Show HN: Self-contained Redis server
github.comThis is an interesting idea, but if you're shipping all the container code and the image inside the binary, I'm not sure how much you gain over just shipping a precompiled binary of redis itself. At best, you're baking in the config you want, but with the work being done here you could just patch in your desired config options into the redis binary.
libcontainer explicitly doesn't claim security as a feature, so you aren't getting real security wins by doing this, especially when you can put a static redis process in cgroups and limit it down with SELinux or similar anyways, and the packaging/distribution workflow is pretty much the same as pushing a static redis around.

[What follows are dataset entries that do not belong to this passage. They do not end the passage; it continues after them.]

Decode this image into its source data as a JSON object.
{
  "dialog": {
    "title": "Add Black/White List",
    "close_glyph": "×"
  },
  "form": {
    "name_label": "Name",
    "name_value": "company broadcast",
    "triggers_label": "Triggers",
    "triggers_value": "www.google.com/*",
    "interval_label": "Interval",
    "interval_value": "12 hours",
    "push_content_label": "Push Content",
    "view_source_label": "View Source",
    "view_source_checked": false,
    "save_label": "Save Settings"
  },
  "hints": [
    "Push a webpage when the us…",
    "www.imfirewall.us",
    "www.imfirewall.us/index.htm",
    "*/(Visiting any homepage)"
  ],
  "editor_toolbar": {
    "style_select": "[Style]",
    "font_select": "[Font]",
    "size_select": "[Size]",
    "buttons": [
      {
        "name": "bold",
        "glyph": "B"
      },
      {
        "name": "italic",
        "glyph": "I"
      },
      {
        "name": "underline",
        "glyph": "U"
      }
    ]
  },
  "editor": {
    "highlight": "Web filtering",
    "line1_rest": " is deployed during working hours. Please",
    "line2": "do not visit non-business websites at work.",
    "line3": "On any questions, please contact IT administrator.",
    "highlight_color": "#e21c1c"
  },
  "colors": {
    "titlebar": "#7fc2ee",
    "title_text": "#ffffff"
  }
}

I feel like I'm missing something; can the author or some other knowledgable soul point out the upsides of packaging a service like this?
agreed - redis is a single binary with minimal dependencies, this seems like so much more work for no gain.
I'm comparing "statically compiled redis" with "statically compiled libcontainer + redis container", which appears to be what this is. I can see a lot of benefits for statically compiling something, redis included, I just don't see what the addition of libcontainer provides.
It provides just as much addition as running redis in a docker container. As for the "libcontainer explicitly doesn't claim security as a feature" do you have a source for this I'm curious ? Running things in containers provide isolation and should provide an extra layer of security (I no expert so prove me I'm wrong :) ). In the future it can provide resources isolation (CPU, memory ...). Also, at scale, I don't know anyone who is ready to setup namespaces and stuff manually.
Is Redis not already self contained?
Well not really as it doesn't run in a container. Might be a static binary though. Sure sc-redis could make much more sense for something that is really hard to setup (sc-<dependency-heavy-thing-here>).